ISO releases final draft of separative devices standard

By Mark A. DeSorbo

ROLLING MEADOWS, Ill.—When the ISO Technical Committee 209, ISO/TC 209, sat down to hammer out a draft standard on separative devices, the members—some from the semiconductor side and some from the life science side—immediately concluded that their needs were unique.

“After the third meeting, they determined that we had a common denominator,” says Richard Matthews, committee chairman and a member of the CleanRooms Editorial Advisory Board.

That common denominator is spelled out in the ISO's final draft international standard 14644-7, “Cleanrooms and associated controlled environments—Part 7: Separative devices (clean air hoods, gloveboxes, isolators and minienvironments)”.

In developing this groundbreaking standard, the ISO/TC 209 Working Group considered the needs of various industries and introduced the term “separative devices” to encompass the wide continuum of configurations from open unrestricted air overspill to wholly contained systems. Working group members represent ten member countries: Belgium, Finland, Germany, Italy, Japan, Korea, Russia, Switzerland, the United Kingdom, and the United States.

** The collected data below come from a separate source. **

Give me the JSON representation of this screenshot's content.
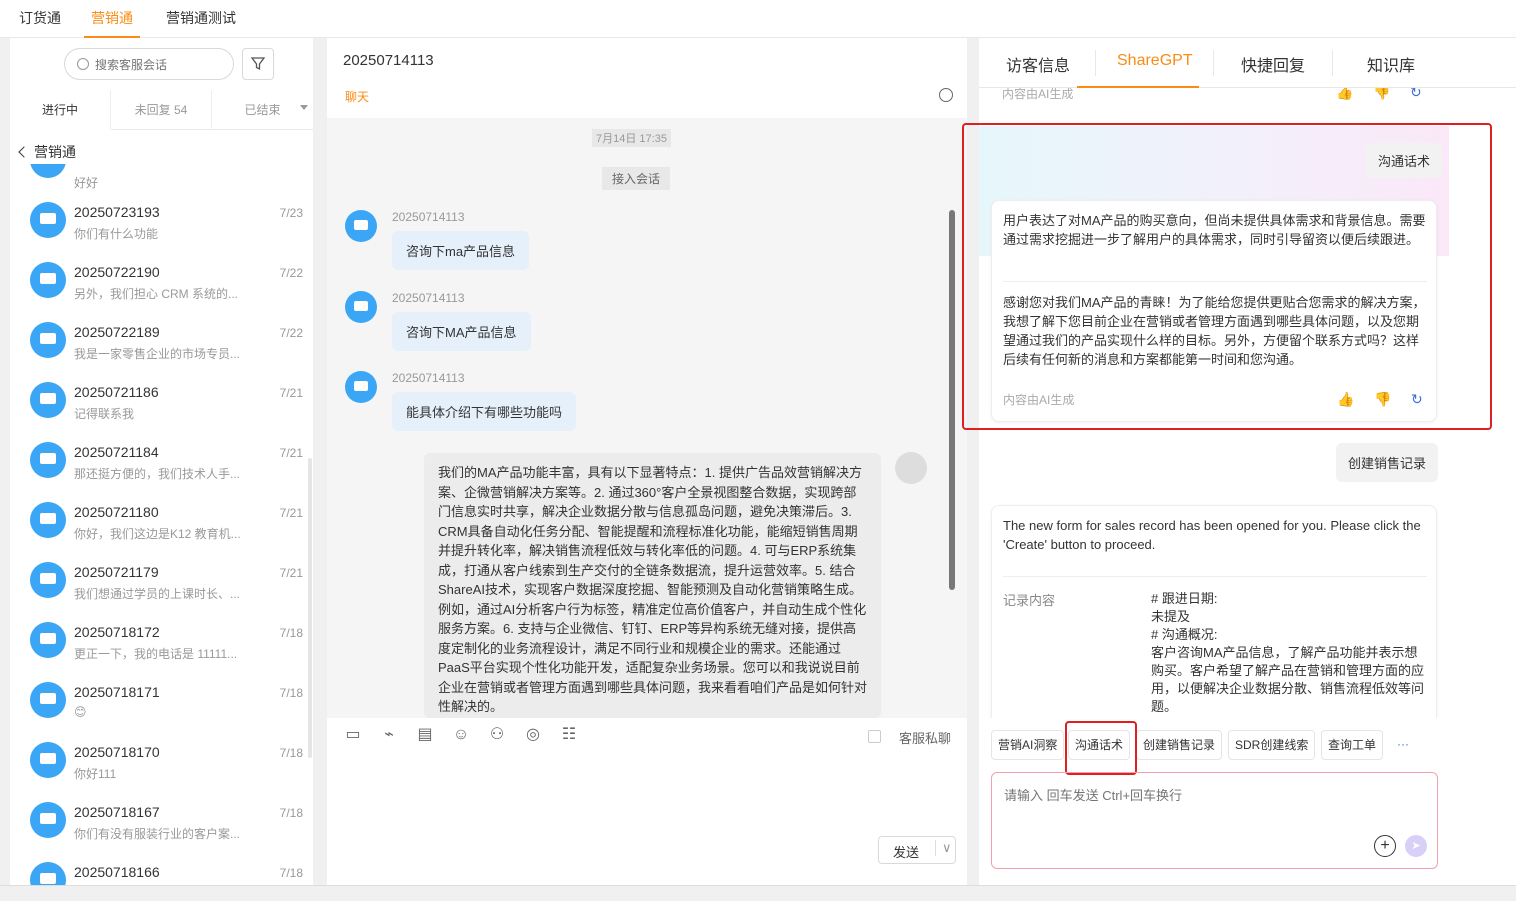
{
  "topbar": {
    "tabs": [
      "订货通",
      "营销通",
      "营销通测试"
    ],
    "active": 1
  },
  "left": {
    "search_placeholder": "搜索客服会话",
    "subtabs": [
      "进行中",
      "未回复 54",
      "已结束"
    ],
    "breadcrumb": "营销通",
    "partial_preview": "好好",
    "conversations": [
      {
        "name": "20250723193",
        "date": "7/23",
        "preview": "你们有什么功能"
      },
      {
        "name": "20250722190",
        "date": "7/22",
        "preview": "另外，我们担心 CRM 系统的..."
      },
      {
        "name": "20250722189",
        "date": "7/22",
        "preview": "我是一家零售企业的市场专员..."
      },
      {
        "name": "20250721186",
        "date": "7/21",
        "preview": "记得联系我"
      },
      {
        "name": "20250721184",
        "date": "7/21",
        "preview": "那还挺方便的，我们技术人手..."
      },
      {
        "name": "20250721180",
        "date": "7/21",
        "preview": "你好，我们这边是K12 教育机..."
      },
      {
        "name": "20250721179",
        "date": "7/21",
        "preview": "我们想通过学员的上课时长、..."
      },
      {
        "name": "20250718172",
        "date": "7/18",
        "preview": "更正一下，我的电话是 11111..."
      },
      {
        "name": "20250718171",
        "date": "7/18",
        "preview": "😊"
      },
      {
        "name": "20250718170",
        "date": "7/18",
        "preview": "你好111"
      },
      {
        "name": "20250718167",
        "date": "7/18",
        "preview": "你们有没有服装行业的客户案..."
      },
      {
        "name": "20250718166",
        "date": "7/18",
        "preview": ""
      }
    ]
  },
  "middle": {
    "title": "20250714113",
    "chat_label": "聊天",
    "timestamp": "7月14日 17:35",
    "join_label": "接入会话",
    "messages": [
      {
        "who": "20250714113",
        "text": "咨询下ma产品信息"
      },
      {
        "who": "20250714113",
        "text": "咨询下MA产品信息"
      },
      {
        "who": "20250714113",
        "text": "能具体介绍下有哪些功能吗"
      }
    ],
    "agent_reply": "我们的MA产品功能丰富，具有以下显著特点：1. 提供广告品效营销解决方案、企微营销解决方案等。2. 通过360°客户全景视图整合数据，实现跨部门信息实时共享，解决企业数据分散与信息孤岛问题，避免决策滞后。3. CRM具备自动化任务分配、智能提醒和流程标准化功能，能缩短销售周期并提升转化率，解决销售流程低效与转化率低的问题。4. 可与ERP系统集成，打通从客户线索到生产交付的全链条数据流，提升运营效率。5. 结合ShareAI技术，实现客户数据深度挖掘、智能预测及自动化营销策略生成。例如，通过AI分析客户行为标签，精准定位高价值客户，并自动生成个性化服务方案。6. 支持与企业微信、钉钉、ERP等异构系统无缝对接，提供高度定制化的业务流程设计，满足不同行业和规模企业的需求。还能通过PaaS平台实现个性化功能开发，适配复杂业务场景。您可以和我说说目前企业在营销或者管理方面遇到哪些具体问题，我来看看咱们产品是如何针对性解决的。",
    "private_label": "客服私聊",
    "send_label": "发送",
    "send_arrow": "∨"
  },
  "right": {
    "tabs": [
      "访客信息",
      "ShareGPT",
      "快捷回复",
      "知识库"
    ],
    "active": 1,
    "ai_note": "内容由AI生成",
    "q1": "沟通话术",
    "a1_analysis": "用户表达了对MA产品的购买意向，但尚未提供具体需求和背景信息。需要通过需求挖掘进一步了解用户的具体需求，同时引导留资以便后续跟进。",
    "a1_script": "感谢您对我们MA产品的青睐！为了能给您提供更贴合您需求的解决方案，我想了解下您目前企业在营销或者管理方面遇到哪些具体问题，以及您期望通过我们的产品实现什么样的目标。另外，方便留个联系方式吗？这样后续有任何新的消息和方案都能第一时间和您沟通。",
    "q2": "创建销售记录",
    "a2_text": "The new form for sales record has been opened for you. Please click the 'Create' button to proceed.",
    "record_label": "记录内容",
    "record_lines": [
      "# 跟进日期:",
      "未提及",
      "# 沟通概况:",
      "客户咨询MA产品信息，了解产品功能并表示想购买。客户希望了解产品在营销和管理方面的应用，以便解决企业数据分散、销售流程低效等问题。"
    ],
    "chips": [
      "营销AI洞察",
      "沟通话术",
      "创建销售记录",
      "SDR创建线索",
      "查询工单",
      "···"
    ],
    "input_placeholder": "请输入 回车发送 Ctrl+回车换行",
    "plus": "+",
    "send_icon": "➤"
  },
  "colors": {
    "accent": "#fa8c16",
    "avatar": "#3aa6f5",
    "highlight": "#e02020"
  }
}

The result of their effort is “an overarching, unifying document for all industries using separative devices,” says David Ensor, the committee's U.S. convener. “A common set of terminology resulting from this effort will greatly improve communications within the industry.”

Common terms-of-trade, such as clean air hoods, gloveboxes, isolators, and minienvironments, have different meanings depending on the industry. That part of the ISO 14644 series provides a generic overview and specifies the minimum requirements for the design, construction, installation, testing, and approval of separative devices ranging from open to closed systems.

Annex A presents a nomenclature of separation approaches to describe various configurations. Annex D provides examples of transfer devices by configuration. Other Annexes cover systems for air handling and gas, access devices, and leak detection and testing.

“It's one of the best documents we have produced,” says Matthews, chief executive officer of Filtration Technology Inc. (Greensboro, N.C.) “It's the one that has the most original content. We established a separation continuum concept, and this didn't exist before. This takes you from as plain Jane as an air curtain to a welded stainless steel box.”

Matthews refers to separative devices as cleanrooms without people, with a separate set of issues.

“Some of the ramifications are: how to use the isolator, 'what makes it different than a cleanroom and how do you clean it?',” he adds. “How you test it and how you make sure the cleaning materials are not causing further contamination of the process—all of these issues are covered in this document.”

And that is great news, says Bill Mangan, business development manager for Premier Technology Inc., a Pocatello, Idaho-based design, build and engineering firm. “Anytime that an industry can help formalize and come up with some definitive requirements, it's good for the industry,” says Mangan, a member of the American Glovebox Society.

The hazards and the exposure rates may vary from industry to industry, as does the application, but the similarities make for a comprehensive standard that all industries need and can embrace.

“In the pharmaceutical and semiconductor industries, it's protect the product, protect the worker and complete the process,” Mangan says. “In nuclear, it's was protect the process, but with some nuclear processes, it will directly mirror the pharmaceutical and semiconductor industries.”

ISO/FDIS 14644-7 may be used as a trade reference per agreement between a customer and supplier. The document is in balloting by voting nations, and if approved will be issued as a formal ISO standard later this year.